Sunday, March 23, 2014

Outside in the Cold: 7 reasons to baptize infants (yes a ranting about children's ministry)

You ever watch TV and see those Humane Society commercials.  They call you to adopt a pet before it gets euthanized and to incorporate it into your own home.  Usually Sarah McLachlan sings in the background.  Don't worry, I hate euthanasia.  I think it's horrible that pets get taken off the streets only to put them to death.  Why don't people simply let them be free and let them live in our cities with us?  Money?  It always comes down to money.

But anyway, I get even more angry that innocent human children are murdered in their wombs for the crime of being conceived at the wrong time.  Children in other countries grow up in baby cribs and are chronologically 10 years old but look like infants.  Why won't people take more time to give them more attention?  I know I'm guilty, too.  I haven't adopted any kids.  Even if I did, I can't really afford it.  If I got pregnant, I'd happily await a child nine months later, but still, how would I feed him or her?

[Just so you know, this post is inspired by church today.  I love that church dearly, but I greatly think the children need to be taken more seriously.  So here goes:] And then, I go to church and see a spoof of the Humane Society commercial in order to call for volunteers to serve in the children's ministry.  I admit, it was kind of funny, but it was tragic, too.  First, children are equated with pets.  Second, they are in the church but we never see them and they aren't actually considered in the church.  Third, the church won't baptize the infants and recognize them as members of the church because of no professing faith, but kids are growing up outside of Christ's visible family and being influenced by worldly influences because their parents see them as second-class somehow.  I know these arguments are rather ad hominem and kind of unfair, but think about it.  If our babies are denied baptism, then they are cut off from God's visible community and will be raised as if they are cut off from the invisible one as well.

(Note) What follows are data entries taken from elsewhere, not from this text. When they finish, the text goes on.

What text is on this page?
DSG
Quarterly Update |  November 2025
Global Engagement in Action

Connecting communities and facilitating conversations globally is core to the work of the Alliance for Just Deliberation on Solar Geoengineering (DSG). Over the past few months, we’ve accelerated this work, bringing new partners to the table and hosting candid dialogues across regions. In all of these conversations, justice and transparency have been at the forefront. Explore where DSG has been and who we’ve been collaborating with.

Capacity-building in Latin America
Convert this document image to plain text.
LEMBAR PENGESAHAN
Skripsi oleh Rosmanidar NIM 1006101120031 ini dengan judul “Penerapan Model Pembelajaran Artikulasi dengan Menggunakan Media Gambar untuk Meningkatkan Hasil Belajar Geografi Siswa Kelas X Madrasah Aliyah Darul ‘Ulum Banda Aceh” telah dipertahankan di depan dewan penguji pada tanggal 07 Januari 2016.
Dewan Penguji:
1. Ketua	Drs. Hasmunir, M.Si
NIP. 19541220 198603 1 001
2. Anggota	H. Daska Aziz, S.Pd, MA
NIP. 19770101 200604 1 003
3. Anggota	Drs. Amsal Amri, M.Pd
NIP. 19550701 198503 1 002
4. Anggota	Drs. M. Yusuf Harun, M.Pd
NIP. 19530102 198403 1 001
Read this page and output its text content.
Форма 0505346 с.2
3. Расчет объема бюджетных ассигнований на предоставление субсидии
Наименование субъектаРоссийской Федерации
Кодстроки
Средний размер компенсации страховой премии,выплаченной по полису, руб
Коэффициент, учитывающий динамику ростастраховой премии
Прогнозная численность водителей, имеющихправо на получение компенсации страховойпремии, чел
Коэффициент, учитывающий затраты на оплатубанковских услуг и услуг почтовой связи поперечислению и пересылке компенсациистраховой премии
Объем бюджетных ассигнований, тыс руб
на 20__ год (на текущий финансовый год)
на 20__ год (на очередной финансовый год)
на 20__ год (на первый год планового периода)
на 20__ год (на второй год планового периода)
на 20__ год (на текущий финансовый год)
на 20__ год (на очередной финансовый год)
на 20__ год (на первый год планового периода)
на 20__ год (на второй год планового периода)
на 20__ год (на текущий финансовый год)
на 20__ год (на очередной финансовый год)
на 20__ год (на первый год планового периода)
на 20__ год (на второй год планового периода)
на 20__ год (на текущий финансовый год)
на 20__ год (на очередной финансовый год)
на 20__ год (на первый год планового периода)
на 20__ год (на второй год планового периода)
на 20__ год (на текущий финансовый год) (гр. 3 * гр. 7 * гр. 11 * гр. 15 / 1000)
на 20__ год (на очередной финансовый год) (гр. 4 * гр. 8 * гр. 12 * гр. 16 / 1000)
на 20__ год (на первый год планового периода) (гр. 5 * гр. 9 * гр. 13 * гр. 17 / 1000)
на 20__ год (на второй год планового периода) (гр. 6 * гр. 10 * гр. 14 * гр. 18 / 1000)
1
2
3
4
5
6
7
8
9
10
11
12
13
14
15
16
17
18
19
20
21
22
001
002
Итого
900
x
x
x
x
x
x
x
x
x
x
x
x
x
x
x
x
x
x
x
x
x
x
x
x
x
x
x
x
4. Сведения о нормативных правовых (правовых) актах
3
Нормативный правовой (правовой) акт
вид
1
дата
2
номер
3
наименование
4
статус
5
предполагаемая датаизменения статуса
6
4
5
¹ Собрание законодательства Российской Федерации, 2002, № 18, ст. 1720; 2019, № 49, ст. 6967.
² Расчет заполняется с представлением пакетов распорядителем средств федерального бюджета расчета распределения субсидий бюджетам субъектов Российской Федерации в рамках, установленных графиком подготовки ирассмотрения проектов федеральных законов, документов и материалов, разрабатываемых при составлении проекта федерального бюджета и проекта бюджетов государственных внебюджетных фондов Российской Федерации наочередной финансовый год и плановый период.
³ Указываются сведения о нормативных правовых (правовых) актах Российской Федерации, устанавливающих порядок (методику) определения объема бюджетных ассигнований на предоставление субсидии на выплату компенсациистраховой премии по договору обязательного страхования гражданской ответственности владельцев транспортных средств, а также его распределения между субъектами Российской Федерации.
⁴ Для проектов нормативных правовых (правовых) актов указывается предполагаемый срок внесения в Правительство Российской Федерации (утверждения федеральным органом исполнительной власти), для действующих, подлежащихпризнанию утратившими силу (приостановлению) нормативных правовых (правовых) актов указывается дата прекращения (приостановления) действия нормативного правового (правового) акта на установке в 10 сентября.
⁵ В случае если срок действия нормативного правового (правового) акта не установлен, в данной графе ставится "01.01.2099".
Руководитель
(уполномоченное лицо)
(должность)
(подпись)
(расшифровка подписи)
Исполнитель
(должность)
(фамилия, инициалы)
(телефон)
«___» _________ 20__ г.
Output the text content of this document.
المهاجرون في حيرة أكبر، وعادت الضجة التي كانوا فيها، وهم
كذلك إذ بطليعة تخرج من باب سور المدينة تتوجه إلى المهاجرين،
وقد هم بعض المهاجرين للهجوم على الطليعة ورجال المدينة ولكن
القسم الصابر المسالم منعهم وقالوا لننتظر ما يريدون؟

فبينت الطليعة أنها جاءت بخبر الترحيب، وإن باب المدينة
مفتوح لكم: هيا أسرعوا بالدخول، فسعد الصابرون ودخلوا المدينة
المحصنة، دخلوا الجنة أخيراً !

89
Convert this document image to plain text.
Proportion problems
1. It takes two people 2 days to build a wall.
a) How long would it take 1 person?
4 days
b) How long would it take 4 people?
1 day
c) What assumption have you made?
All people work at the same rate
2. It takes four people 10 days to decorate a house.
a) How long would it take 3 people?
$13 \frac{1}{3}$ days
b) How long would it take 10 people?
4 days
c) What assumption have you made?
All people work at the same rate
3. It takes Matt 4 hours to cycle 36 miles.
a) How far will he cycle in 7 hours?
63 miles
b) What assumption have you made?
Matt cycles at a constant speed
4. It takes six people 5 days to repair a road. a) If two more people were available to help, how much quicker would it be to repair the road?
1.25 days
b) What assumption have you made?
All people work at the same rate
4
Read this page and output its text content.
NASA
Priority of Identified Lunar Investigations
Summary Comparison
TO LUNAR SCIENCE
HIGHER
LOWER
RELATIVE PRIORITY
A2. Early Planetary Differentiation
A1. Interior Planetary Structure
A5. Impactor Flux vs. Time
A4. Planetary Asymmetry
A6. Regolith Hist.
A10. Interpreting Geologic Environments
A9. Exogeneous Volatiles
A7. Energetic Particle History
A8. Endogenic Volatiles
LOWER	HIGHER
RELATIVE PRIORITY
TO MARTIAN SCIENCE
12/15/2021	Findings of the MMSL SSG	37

So, in order to cause much controversy, I'll give some reasons you need to baptize your infants.

1. What if he grows up to be my autistic brother who will never knowingly consent to the faith simply because he cannot?  Should he be cut off from the visible church because of his disability?

2. What if a parent is afraid to lead a child to Christ when he is three because she clings to the idea that he's not to the age of accountability yet?  You know, the age of accountability that is nowhere in the Bible.  That will open a can of worms for another day.

3. Would you raise your infant boy or girl on the front porch until he or she was old enough to recognize mom and dad as the parents?  No, you take that child in and raise him until he grows up and either rebels or not. 

4. If he does rebel and returns, then does he have to re-enter his family by some ritual?  No, the family recognizes him as family even if he is prodigal.

5. Do all consenting adults who get baptized have a clue what they are doing?  I'm certain a vast majority of them don't based on the people who call themselves Christians but never read their Bibles or repent of their sins.

6.  Isn't God the only one who can decide who is in and out of the church?  Yes, whether we like it or not.  He's the one who led wicked king Manasseh and the Son of Sam to repentance.  He leads Muslims and atheists to his fold.  And godly leaders get into scandals and fall.  Just ask David and Solomon.

7.  Seriously, if you raise a girl to believe that she must get baptized to complete her Christian conversion, then you've raised her to believe in one more thing she has to do to be saved in her own power when you should be preaching that if she is saved, then Christ did everything for her.  If that is the case, then baptism is a visible sign that should be applied to her from out of the womb.

I can't think of any more reasons right now but I'm sure they will come.  The bottom line: honestly, when you have a baby, whether you baptize him or not, do include him as part of the visible church community.  Consider him a part of the Church until by his lifestyle he proves not to be.  And even then, continue to pray for him.  And if you do baby dedications, keep in mind you are doing the same thing we paedo-baptists do.  Just add water and consider the boy or girl in the family.  Not outside in the cold.